I spent today at the Piper Jaffray and ChinaVenture Investment Conference in Shanghai. All the usual suspects were there: Shanda's CEO Tang Jun gave a good keynote; Sina.com's CFO spoke about how not much could touch a company like Sina.com since it was such a powerful media play; and Ctrip.com's CFO Jane Sun talked about the widening gap between her company and eLong in the Chinese Internet travel sector.
My biggest impression of the day was that good Chinese Internet statistics are so hard to come by: Sina's Yu spoke about the Internet taking 2-3% of the total advertising pie in China; Li Ya from Phoenix New Media quoted 5%; and other speakers and panelists during the day quoted 4%. It might be splitting hairs, but when talking about billions of dollars, a few percentage points — no matter how small — are important.

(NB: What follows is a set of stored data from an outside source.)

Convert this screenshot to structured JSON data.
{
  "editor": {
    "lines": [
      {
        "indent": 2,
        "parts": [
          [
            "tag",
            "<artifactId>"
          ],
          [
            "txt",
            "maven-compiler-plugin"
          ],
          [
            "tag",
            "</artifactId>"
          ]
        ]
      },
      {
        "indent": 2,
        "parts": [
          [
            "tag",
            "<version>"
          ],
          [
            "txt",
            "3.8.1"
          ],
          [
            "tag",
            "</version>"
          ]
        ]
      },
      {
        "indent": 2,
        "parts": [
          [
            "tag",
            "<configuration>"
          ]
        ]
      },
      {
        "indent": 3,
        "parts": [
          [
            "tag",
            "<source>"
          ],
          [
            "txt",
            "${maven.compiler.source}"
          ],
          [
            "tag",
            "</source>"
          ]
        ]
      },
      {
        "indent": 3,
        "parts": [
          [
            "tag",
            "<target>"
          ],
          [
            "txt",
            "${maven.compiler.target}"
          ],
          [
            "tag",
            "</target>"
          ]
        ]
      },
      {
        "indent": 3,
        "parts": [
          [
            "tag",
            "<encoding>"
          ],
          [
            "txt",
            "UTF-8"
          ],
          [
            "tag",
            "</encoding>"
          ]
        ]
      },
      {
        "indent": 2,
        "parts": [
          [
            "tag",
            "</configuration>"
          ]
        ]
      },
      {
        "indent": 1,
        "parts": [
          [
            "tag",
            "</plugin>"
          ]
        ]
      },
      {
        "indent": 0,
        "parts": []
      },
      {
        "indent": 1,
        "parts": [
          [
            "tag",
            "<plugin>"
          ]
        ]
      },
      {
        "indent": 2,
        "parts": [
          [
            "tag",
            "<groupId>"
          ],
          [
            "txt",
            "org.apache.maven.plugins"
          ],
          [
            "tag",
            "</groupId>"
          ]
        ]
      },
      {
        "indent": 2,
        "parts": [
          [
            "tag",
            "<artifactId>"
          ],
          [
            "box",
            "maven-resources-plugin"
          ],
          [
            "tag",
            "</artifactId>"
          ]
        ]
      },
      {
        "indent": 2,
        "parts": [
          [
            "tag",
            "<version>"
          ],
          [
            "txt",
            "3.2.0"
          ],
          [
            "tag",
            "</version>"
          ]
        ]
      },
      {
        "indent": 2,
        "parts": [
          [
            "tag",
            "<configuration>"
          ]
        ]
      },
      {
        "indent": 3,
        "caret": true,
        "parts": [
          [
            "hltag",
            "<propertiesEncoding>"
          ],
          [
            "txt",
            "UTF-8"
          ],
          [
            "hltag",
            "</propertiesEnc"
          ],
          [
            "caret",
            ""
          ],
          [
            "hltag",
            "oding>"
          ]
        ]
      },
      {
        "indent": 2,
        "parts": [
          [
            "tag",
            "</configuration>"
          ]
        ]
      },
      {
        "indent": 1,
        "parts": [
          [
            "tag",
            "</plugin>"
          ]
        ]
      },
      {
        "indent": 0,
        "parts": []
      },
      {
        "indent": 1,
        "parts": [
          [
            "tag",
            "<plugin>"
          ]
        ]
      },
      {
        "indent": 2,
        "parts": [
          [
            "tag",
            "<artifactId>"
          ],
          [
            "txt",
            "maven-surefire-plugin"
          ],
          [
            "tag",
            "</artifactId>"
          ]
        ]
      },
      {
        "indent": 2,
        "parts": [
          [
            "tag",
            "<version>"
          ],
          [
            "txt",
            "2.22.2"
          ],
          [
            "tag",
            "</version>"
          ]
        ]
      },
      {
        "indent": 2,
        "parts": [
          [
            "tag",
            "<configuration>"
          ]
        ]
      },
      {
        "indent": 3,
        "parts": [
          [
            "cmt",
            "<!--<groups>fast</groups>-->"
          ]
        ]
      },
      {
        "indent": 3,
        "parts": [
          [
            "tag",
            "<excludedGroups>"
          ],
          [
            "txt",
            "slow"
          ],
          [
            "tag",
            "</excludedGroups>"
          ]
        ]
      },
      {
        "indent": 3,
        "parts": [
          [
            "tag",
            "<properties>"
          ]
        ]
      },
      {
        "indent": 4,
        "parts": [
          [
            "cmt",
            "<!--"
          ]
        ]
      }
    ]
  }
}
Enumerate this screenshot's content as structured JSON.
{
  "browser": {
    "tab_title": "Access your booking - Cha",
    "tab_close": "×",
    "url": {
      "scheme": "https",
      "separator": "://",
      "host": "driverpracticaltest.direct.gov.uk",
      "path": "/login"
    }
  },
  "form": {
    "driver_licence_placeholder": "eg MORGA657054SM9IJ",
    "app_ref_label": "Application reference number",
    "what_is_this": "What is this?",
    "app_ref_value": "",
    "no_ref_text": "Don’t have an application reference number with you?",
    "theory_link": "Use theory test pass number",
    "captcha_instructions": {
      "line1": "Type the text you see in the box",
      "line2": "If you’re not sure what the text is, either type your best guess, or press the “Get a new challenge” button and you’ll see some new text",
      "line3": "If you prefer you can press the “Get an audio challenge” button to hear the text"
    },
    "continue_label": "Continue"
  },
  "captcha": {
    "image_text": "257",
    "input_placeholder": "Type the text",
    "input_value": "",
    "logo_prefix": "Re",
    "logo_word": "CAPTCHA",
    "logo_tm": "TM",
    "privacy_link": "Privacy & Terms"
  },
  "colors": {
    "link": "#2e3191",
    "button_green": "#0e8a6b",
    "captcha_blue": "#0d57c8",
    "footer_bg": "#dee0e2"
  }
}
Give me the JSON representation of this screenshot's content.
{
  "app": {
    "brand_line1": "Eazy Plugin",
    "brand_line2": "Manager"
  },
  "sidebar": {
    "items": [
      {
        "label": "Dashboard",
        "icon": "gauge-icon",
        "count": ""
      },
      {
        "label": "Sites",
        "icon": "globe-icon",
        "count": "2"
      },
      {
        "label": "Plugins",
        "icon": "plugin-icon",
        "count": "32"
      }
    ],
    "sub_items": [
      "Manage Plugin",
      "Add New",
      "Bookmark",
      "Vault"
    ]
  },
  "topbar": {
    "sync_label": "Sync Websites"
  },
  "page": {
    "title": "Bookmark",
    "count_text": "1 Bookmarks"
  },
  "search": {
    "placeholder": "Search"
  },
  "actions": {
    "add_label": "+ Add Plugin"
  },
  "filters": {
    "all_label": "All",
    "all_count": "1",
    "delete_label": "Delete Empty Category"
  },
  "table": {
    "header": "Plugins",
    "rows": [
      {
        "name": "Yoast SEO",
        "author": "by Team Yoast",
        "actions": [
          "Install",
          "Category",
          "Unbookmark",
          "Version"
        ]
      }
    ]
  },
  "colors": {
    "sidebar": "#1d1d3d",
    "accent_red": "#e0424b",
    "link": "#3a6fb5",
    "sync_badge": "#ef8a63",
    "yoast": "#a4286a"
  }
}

David Zhu, CEO of Focus Media's subsidiary Allyes, gave the biggest punch when he said Internet media publishers were "stupid" to sell advertising on a time basis rather than by impressions. For those of you outside China, you might not be aware that a very large percentage of advertising on Chinese portals and other websites is not sold by impression (though it still might be priced such) but rather for a specific time period. Why? Because advertisers are unsophisticated: if you put their ad in a rotation and they view the page once and don't see it, they get angry. So rather than selling ads on a pay-per-view model like they do in Europe and North America, most advertising in China appears to be sold by time period (I know that's what we do too 99% of the time). It is the rare client who wants ads sold on an impression basis, but that particular ad zone is taken by a client who paid for a solid day/week/month, so they either need to wait or be placed somewhere else on the page… which is one reason portals like Sina.com and Sohu.com are so full of flashing advertising.
One other note on China investments. I just received an email from Chris Cary, editor at Sharesleuth.com, who has posted a new article on a China-based company listed overseas. Sharesleuth is bankrolled by billionaire Dallas Mavericks basketball team owner Mark Cuban and the site focuses on very detailed research on listed companies in the attempt to find cheats. It's worth a read.